§ Mr. Trimble
To ask the Secretary of State for Northern Ireland what assessment he has made of the impact the phasing out of de-rating on manufacturing1498W industries will have on (a)revenue, (b)profitability, (c)costs and (d)employment within the industry; and if he will make a statement. 
§ Mr. Pearson
Our assessment on the likely impact of the phasing out of industrial de-rating on the manufacturing industry in Northern Ireland (NI) came from a variety of different sources; for example, studies by DTZ Pieda, Invest NI as well as evidence presented during the public consultation exercise in 2002 by the Enterprise, Trade and Investment and Finance and Personnel Assembly Committees, the CBI and local economists. The policy paper published in April last year included the Regulatory Impact Assessment, New TSN and Equality Impact Assessments. All this evidence was summarised, analysed and considered objectively and the various options were discussed openly with representatives of the business community before a final decision was made.
In terms of revenue, the estimated long-term yield from the rating of the manufacturing sector is around £55 million a year and I refer you to my earlier answer of 23 February 2004, Official Report,column 165W, for fuller detail.

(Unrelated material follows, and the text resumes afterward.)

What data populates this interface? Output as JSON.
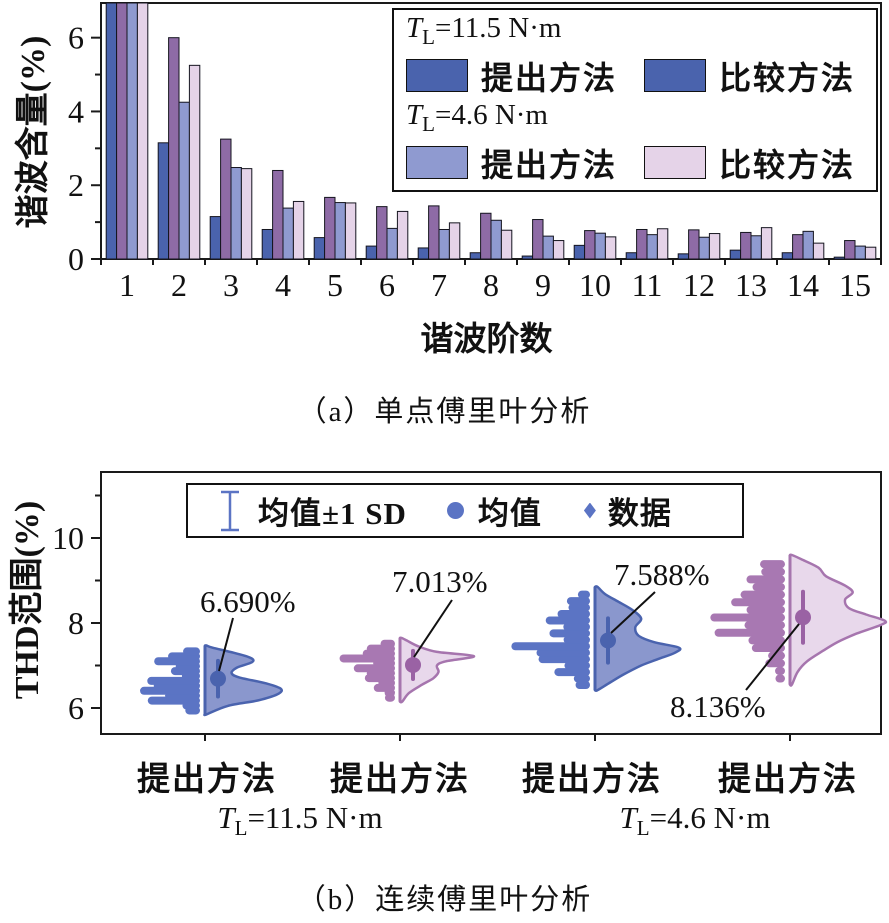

In relation to the specific impact on profitability, costs and employment within the industry, a sudden withdrawal of de-rating could have a potentially detrimental impact on manufacturing business and this is why it is proposed to phase the removal of industrial de-rating from 1 April 2005 with businesses not paying full rates until April 2011. This lengthy phasing out period should ensure that no sustainable jobs are lost. Furthermore, the intention to introduce a hardship scheme that will apply to all businesses where exceptional circumstances exist and work on Government proposals to reduce electricity costs for business are further mitigating measures which will help manufacturing absorb the removal of de-rating.